Weitere heftige Proteste in Indien
21. Dezember 2019Bei den gewaltsamen Protesten gegen die Reform des Einbürgerungsgesetzes sind in Indien bereits mehr als 20 Menschen getötet worden. Die Zahl der Opfer stieg nach Angaben der Polizei seit Freitag auf mindestens 21, nachdem wieder Tausende Menschen im ganzen Land auf die Straße gegangen waren. Angesichts der blutigen Proteste rief Indiens Premierminister Narendra Modi am Samstag seinen Ministerrat zu einer Krisensitzung ein.
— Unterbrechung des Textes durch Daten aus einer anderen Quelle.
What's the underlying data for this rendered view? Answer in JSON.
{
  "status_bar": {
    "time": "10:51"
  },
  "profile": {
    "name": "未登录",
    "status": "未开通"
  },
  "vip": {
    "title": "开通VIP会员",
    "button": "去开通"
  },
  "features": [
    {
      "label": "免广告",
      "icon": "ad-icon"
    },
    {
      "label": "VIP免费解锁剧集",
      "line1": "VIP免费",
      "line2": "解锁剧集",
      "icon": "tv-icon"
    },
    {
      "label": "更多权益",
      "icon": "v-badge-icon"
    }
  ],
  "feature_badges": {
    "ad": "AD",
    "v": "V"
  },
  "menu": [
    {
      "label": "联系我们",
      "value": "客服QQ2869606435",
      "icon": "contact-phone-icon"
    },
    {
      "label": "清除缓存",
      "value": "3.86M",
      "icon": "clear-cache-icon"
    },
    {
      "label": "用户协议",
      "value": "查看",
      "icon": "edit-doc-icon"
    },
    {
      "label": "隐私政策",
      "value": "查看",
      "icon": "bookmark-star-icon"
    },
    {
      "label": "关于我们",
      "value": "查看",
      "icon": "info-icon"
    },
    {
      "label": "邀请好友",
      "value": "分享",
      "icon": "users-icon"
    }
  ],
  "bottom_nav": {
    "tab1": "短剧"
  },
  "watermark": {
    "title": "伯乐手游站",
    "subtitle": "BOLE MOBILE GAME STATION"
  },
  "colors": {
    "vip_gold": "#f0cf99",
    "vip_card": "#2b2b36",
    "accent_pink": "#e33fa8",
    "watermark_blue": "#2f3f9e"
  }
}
Die meisten Todesfälle gab es im nördlichen Uttar Pradesh, wo seit Beginn der Proteste am 10. Dezember 15 Menschen starben, wie die Polizei des Bundesstaates mitteilte. Mehr als 700 Demonstranten befänden sich noch im Polizeigewahrsam, rund 4500 seien nach ihrer Festnahme wieder auf freiem Fuß. Auch mehrere Hundert Polizisten seien bei den Demonstrationen verletzt worden. Allein in Neu Delhi wurden 40 Menschen in Gewahrsam genommen, darunter auch Minderjährige, wie die Sicherheitskräfte der Nachrichtenagentur AFP sagten.
Die Polizei in Uttar Pradesh teilte mit, während der Proteste am Freitag hätten Menschen Feuer gelegt, mit Steinen geworfen und öffentliches Eigentum beschädigt. Ein Achtjähriger sei bei einer Massenpanik getötet worden, als die Polizei versucht habe, eine Menschenmenge aufzulösen. Andernorts seien die Proteste weitgehend friedlich verlaufen.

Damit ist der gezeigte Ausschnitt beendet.